Piuttosto, da noi si fa un uso strumentale della cosiddetta moralità: come quando era stato contestato, addirittura con interpellanza parlamentare al sindaco di Roma, Ignazio Marino, di aver parcheggiato la propria Panda in una zona vietata ZTL e di non essere stato sottoposto a multa; il gentiluomo era stato oggetto di vandalismi e in piena legittimità aveva accettato l’indicazione del prefetto di parcheggiarla per motivi di sicurezza presso il posto di guardia del Senato. Da notare che Ignazio Marino aveva rifiutato il privilegio dell’auto blu. Non contenti i suoi detrattori gli avevano contestato il pagamento di alcune cene con la carta di credito del Comune: dopo aver percorso ogni fase di giudizio, la Cassazione aveva accertato che “il fatto non sussiste”, poiché si trattava effettivamente di cene istituzionali di rappresentanza. Il sindaco Marino, persona onesta e dunque scomoda nel discutibile ambiente politico romano, veniva comunque sfiduciato dai suoi stessi consiglieri e lasciava la carica, smagato. Pochi giorni fa abbiamo avuto un ennesimo smacco: la questione delle cooperative gestite dai familiari di Aboubakar Soumahoro, con relativo sfruttamento dei poveri e altre frodi fiscali. Ora la mano arraffona di italica matrice va a insozzare il prestigio delle istituzioni europee e la credibilità dell’Italietta, già pregiudicata, faticherà a scrollarsi di dosso quest’ennesimo marchio di infamia che grava sulla nostra reputazione.

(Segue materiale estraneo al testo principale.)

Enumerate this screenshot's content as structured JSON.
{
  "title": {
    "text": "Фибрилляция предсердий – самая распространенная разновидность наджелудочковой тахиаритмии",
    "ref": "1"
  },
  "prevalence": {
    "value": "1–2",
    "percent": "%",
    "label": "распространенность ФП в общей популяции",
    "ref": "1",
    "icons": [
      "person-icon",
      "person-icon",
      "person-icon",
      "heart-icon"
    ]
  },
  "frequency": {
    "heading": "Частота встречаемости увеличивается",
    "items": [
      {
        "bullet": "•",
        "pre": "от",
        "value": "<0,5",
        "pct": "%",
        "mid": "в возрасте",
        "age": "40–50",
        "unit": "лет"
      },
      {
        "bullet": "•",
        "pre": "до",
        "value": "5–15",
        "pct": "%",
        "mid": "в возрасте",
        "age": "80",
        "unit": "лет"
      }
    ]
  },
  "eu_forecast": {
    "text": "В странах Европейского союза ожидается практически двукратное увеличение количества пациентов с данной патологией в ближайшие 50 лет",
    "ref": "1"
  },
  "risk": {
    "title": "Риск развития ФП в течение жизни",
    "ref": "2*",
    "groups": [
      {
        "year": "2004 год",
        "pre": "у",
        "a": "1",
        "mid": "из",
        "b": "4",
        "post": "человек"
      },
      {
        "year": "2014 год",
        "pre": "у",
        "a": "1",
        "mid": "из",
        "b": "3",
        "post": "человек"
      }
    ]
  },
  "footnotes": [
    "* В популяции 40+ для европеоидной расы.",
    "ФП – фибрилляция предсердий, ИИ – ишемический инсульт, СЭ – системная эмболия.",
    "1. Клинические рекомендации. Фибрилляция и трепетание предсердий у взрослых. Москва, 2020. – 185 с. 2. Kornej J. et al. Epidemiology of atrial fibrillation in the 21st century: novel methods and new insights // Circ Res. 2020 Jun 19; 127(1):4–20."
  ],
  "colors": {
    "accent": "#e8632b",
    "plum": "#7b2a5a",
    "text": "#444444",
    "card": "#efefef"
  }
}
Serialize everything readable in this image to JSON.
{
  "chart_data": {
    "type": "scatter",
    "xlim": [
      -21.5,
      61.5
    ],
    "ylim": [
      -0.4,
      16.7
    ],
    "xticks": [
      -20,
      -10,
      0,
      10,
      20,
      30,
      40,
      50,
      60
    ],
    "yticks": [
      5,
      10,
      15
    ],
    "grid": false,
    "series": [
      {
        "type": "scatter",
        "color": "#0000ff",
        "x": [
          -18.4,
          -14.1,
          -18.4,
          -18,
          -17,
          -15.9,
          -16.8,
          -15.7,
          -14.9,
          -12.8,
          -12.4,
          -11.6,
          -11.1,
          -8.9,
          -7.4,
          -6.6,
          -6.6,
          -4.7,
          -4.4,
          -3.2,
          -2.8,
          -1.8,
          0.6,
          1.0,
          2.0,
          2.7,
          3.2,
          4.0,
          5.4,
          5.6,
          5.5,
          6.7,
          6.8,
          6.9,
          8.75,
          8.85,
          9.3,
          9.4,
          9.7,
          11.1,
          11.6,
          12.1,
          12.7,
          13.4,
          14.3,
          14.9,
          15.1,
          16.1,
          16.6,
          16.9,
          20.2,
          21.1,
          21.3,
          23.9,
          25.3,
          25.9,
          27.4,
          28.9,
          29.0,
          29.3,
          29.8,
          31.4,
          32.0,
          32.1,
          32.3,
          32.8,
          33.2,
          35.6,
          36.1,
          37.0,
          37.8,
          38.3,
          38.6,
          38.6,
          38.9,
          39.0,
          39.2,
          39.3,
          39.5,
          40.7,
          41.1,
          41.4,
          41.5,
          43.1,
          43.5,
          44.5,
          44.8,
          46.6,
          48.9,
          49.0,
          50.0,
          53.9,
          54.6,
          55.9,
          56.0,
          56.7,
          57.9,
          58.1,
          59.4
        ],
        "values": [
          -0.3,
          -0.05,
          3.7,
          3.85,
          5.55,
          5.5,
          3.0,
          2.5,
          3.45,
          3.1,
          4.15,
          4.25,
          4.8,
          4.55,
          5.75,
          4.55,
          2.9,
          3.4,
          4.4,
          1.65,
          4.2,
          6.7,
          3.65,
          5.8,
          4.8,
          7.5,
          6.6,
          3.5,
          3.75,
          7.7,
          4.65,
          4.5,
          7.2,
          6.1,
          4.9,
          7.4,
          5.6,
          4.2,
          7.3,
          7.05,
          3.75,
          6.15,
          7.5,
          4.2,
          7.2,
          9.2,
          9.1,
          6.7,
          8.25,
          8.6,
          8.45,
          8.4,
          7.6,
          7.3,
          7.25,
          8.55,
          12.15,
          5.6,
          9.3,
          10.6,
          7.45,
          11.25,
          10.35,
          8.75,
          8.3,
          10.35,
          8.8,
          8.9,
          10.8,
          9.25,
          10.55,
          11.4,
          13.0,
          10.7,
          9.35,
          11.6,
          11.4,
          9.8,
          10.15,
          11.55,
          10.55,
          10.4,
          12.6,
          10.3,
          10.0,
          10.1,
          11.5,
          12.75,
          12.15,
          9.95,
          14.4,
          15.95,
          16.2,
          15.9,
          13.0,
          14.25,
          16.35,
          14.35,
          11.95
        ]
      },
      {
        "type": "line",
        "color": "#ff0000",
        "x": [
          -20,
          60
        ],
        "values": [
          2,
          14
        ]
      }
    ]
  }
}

E qui mi soffermo: sembrerebbe che la gravità delle corruzioni, di cui stavolta sono protagonisti esponenti dell’area socialista, rei di aver favorito decisioni a vantaggio di Qatar e Marocco in cambio di valigie di danaro contante, risieda nel fatto che abbiamo sporcato di nuovo la nostra immagine presso il pubblico europeo. Dunque, il problema, messo sul piano del prestigio e dell’immagine, sottovaluterebbe qualsiasi altra responsabilità. Ritengo invece che questi fatti evidenzino la mancanza profonda di una cultura della legalità che parte dalla marmellata rubata e risale a spirale verso accaparramenti indebiti che continuiamo a sottovalutare. Molti italiani brava gente scrollano le spalle. Fino a quando non vengono scoperti, considerano persino un vanto sottrarsi, quanto più possibile, agli obblighi di una moralità personale, anche di tipo fiscale: il punto di vista, sbagliato, è che le istituzioni, tutte, siano vessatorie e il cittadino, quando può, abbia il diritto di fregarle. Così, invece di reagire con uno slancio di autocritica, si va alla deriva e lo stato sociale, la sanità, l’istruzione, la previdenza, ecc. saranno prede ambite del settore privato, in uno stato svenato di risorse che favorirà soltanto i ricchi. Chi è causa del suo mal…

Roberto Masiero
Roberto Masiero è nato da genitori veneti e cresciuto a Bolzano, in anni in cui era forte la tensione tra popolazioni di diversa estrazione linguistica. Risiede nel trevigiano e nel corso della sua vita ha coltivato una vera avversione per ogni forma di pregiudizio. Tra le sue principali pubblicazioni: la raccolta di racconti Una notte di niente, i romanzi Mistero animato, La strana distanza dei nostri abbracci, L’illusione che non basta e Dragan l’imperdonabile.

1 COMMENT

  1. Treviso 19 12 2022 – Grazie per questo contributo di conoscenza, molto ben articolato. Mia mamma, maestra elementare, diceva che la cultura “corruttiva” parte da lontano. Lei rifiutava i fiori che le mamme usavano donare alle insegnanti per accattivarsi il giudizio scolastico dei figli. Mi ricordava infatti che quei bimbi “mutatis mutandis” da grandi avrebbero usato nei confronti degli interlocutori detentori di potere gli stessi sistemi…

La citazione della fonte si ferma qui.